Two Targeted Therapies Being Developed to Treat Idiopathic Pulmonary FIbrosis (IPF)

New treatment options for lung fibrosis are being developed by Purdue University scientists. People with idiopathic pulmonary fibrosis (IPF) have a life expectancy of less than five years. Fibrotic diseases cause organ failure that lead to about 45% of all deaths in the United States. Lung fibrosis has been a concern for COVID-19 patients. Existing therapies do little to slow progression. Now, Philip S. Low, (, PhD, the Purdue Ralph C. Corley Distinguished Professor of Chemistry and Presidential Scholar for Drug Discovery, has led a team to develop two targeted therapies for people with idiopathic pulmonary fibrosis. The two different therapeutic approaches are published in the October 28, 2020 issue of Science Translational Medicine (“Targeted Inhibition of PI3 Kinase/mTOR Specifically in Fibrotic Lung Fibroblasts Suppresses Pulmonary Fibrosis in Experimental Models”) and online on June 29, 2020 in EMBO Molecular Medicine (“Reprogramming of Profibrotic Macrophages for Treatment of Bleomycin‐Induced Pulmonary Fibrosis”). "This is a horrible disease that claimed the lives of my next-door neighbor and a good friend's wife," Dr.
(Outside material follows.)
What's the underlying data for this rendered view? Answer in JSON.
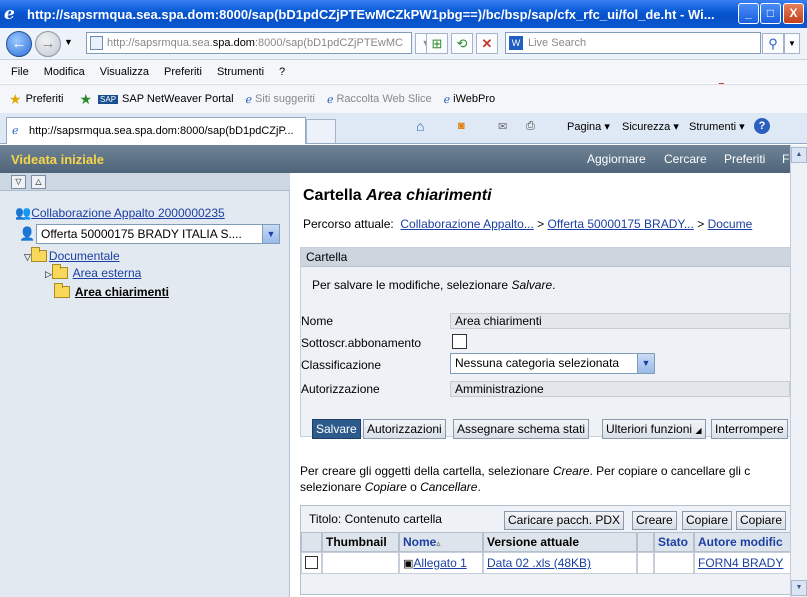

Low said. "We developed two targeted therapies that allow us to use powerful drugs with high toxicities because we specifically deliver them to diseased cells without harming healthy ones." The first of the Purdue team's novel targeted molecules is designed to slow fibrosis and extend life. The second IPF therapy suppresses fibrosis-inducing cytokine production. The two therapies will be moving into human clinical trials within the next several months. The developments come as a number of people with COVID-19 or who have recovered from COVID-19 experience lung fibrosis or other related conditions.